A contract is created when there is an offer, acceptance and consideration. In the case B&C v Gardner, it is clear that Gardner placed an offer by requesting B&C to build a special shavings mill costing $86,200 for him, and in return B&C accepted the offer, while expecting something valuable in return, showing that there was consideration (Wechsler, 2014). Therefore, it is clear to say that there was an enforceable contract between B&c and Gardner, involving more than $500. As a result, each party was expected obligated to perform its responsibilities under the contract.

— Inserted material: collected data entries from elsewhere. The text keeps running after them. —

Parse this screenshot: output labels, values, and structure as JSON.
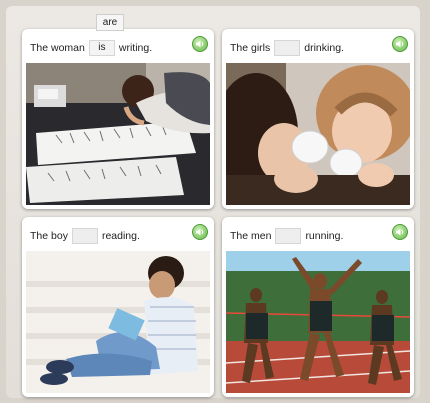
{
  "cards": [
    {
      "before": "The woman",
      "after": "writing.",
      "blank": "is"
    },
    {
      "before": "The girls",
      "after": "drinking.",
      "blank": ""
    },
    {
      "before": "The boy",
      "after": "reading.",
      "blank": ""
    },
    {
      "before": "The men",
      "after": "running.",
      "blank": ""
    }
  ],
  "options": [
    "are"
  ],
  "colors": {
    "audio_button": "#66b84a",
    "card_bg": "#ffffff",
    "frame_bg": "#e9e6e1"
  },
  "icons": {
    "audio": "speaker-icon"
  }
}
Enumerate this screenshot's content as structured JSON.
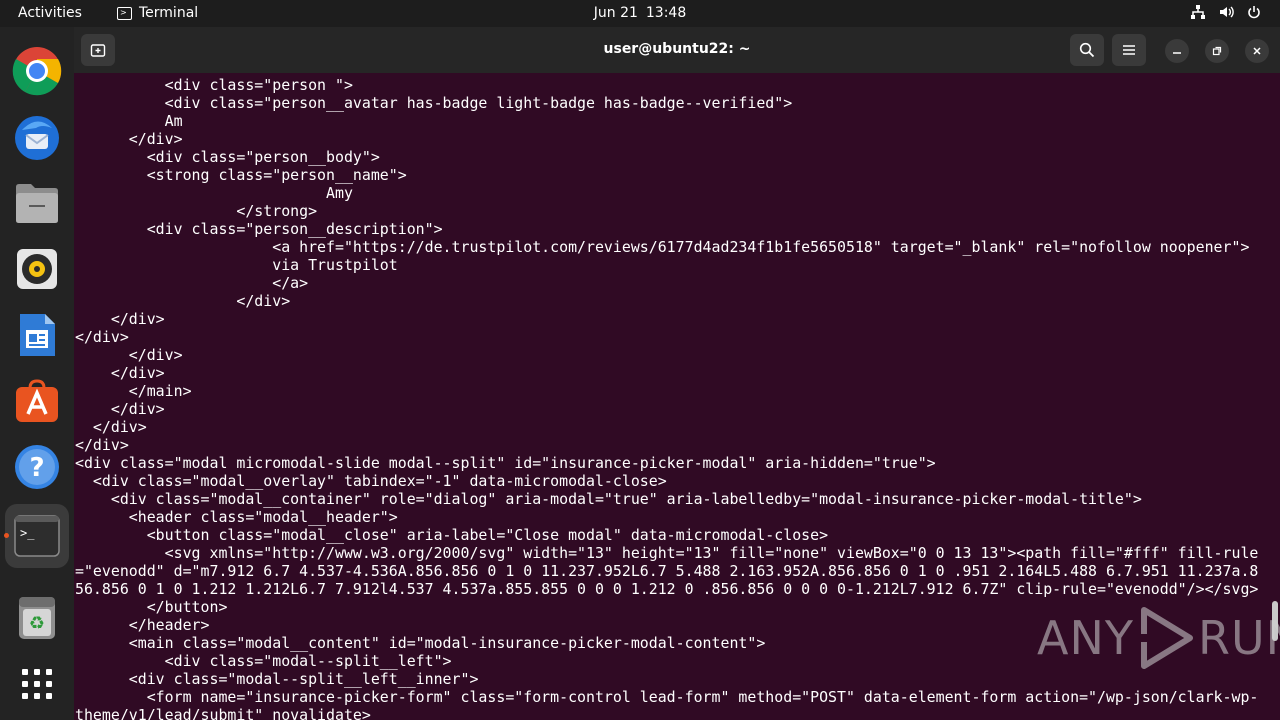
{
  "topbar": {
    "activities": "Activities",
    "app_name": "Terminal",
    "date": "Jun 21",
    "time": "13:48",
    "tray_icons": [
      "network-icon",
      "volume-icon",
      "power-icon"
    ]
  },
  "dock": {
    "items": [
      "chrome-icon",
      "thunderbird-icon",
      "files-icon",
      "rhythmbox-icon",
      "writer-icon",
      "app-center-icon",
      "help-icon",
      "terminal-icon",
      "trash-icon",
      "show-apps-icon"
    ],
    "active": "terminal-icon"
  },
  "window": {
    "title": "user@ubuntu22: ~",
    "buttons": [
      "new-tab-button",
      "search-button",
      "menu-button",
      "minimize-button",
      "maximize-button",
      "close-button"
    ]
  },
  "terminal": {
    "background": "#300a24",
    "foreground": "#ffffff",
    "lines": [
      "          <div class=\"person \">",
      "          <div class=\"person__avatar has-badge light-badge has-badge--verified\">",
      "          Am",
      "      </div>",
      "        <div class=\"person__body\">",
      "        <strong class=\"person__name\">",
      "                            Amy",
      "                  </strong>",
      "        <div class=\"person__description\">",
      "                      <a href=\"https://de.trustpilot.com/reviews/6177d4ad234f1b1fe5650518\" target=\"_blank\" rel=\"nofollow noopener\">",
      "                      via Trustpilot",
      "                      </a>",
      "                  </div>",
      "    </div>",
      "</div>",
      "      </div>",
      "    </div>",
      "      </main>",
      "    </div>",
      "  </div>",
      "</div>",
      "<div class=\"modal micromodal-slide modal--split\" id=\"insurance-picker-modal\" aria-hidden=\"true\">",
      "  <div class=\"modal__overlay\" tabindex=\"-1\" data-micromodal-close>",
      "    <div class=\"modal__container\" role=\"dialog\" aria-modal=\"true\" aria-labelledby=\"modal-insurance-picker-modal-title\">",
      "      <header class=\"modal__header\">",
      "        <button class=\"modal__close\" aria-label=\"Close modal\" data-micromodal-close>",
      "          <svg xmlns=\"http://www.w3.org/2000/svg\" width=\"13\" height=\"13\" fill=\"none\" viewBox=\"0 0 13 13\"><path fill=\"#fff\" fill-rule",
      "=\"evenodd\" d=\"m7.912 6.7 4.537-4.536A.856.856 0 1 0 11.237.952L6.7 5.488 2.163.952A.856.856 0 1 0 .951 2.164L5.488 6.7.951 11.237a.8",
      "56.856 0 1 0 1.212 1.212L6.7 7.912l4.537 4.537a.855.855 0 0 0 1.212 0 .856.856 0 0 0 0-1.212L7.912 6.7Z\" clip-rule=\"evenodd\"/></svg>",
      "        </button>",
      "      </header>",
      "      <main class=\"modal__content\" id=\"modal-insurance-picker-modal-content\">",
      "          <div class=\"modal--split__left\">",
      "      <div class=\"modal--split__left__inner\">",
      "        <form name=\"insurance-picker-form\" class=\"form-control lead-form\" method=\"POST\" data-element-form action=\"/wp-json/clark-wp-",
      "theme/v1/lead/submit\" novalidate>"
    ]
  },
  "watermark": {
    "text_left": "ANY",
    "text_right": "RUN"
  }
}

The conditions set in a contract are reasonable basis for determining a breach and providing the correct remedies. Under Uniform Commercial Code (U.C.C) Section 2 (201) such contracts must be in writing (Miller, 2017). However, there are some exceptions to this law where an oral contract where goods worth $500 or more gets enforced. Having determined that contract existed, it can be concluded that Gardner breached the contract. It is because he promised to buy the shaving machine but failed to do so as he was obligated under the agreement. He also interfered with B&C performance. In such events, the U.C.C provides some remedies for the seller (Agenique, 2017).
When the buyer fails to pay the agreed amount before or due on, or rejects parts or whole of the affected goods, then the innocent seller may resell and recover the damages under Arkansas Code Annotated section 4-2-706. Therefore, by selling the shaving machine to another buyer, they relied on the Ark Code Ann 4-2-706. This section also provides ways by which the damages can get calculated in case of the breach but the buyer. Under section 4-2-703 and 4-2-710 the seller may recover the difference between the prices of the resale and contract in addition to any incidental damages (Miller, 2017). However, this should be less the expenses put aside as a result of the breach by the buyer. The court found that B&C spent $10,406 extra to produce what could be sold to another buyer. Being that $25,860 was already been paid as a deposit, Gardner was entitled to a refund of the difference, which was $15,454.
Agenique, S. (2017). Contract Law- Statute of frauds violation precipitates MCL 2.116(C)(7) dismissal. Michigan Lawyers Weekly,
Miller, R. (2017). Fundamentals of Business Law Today (11th ed., p. 324). USA.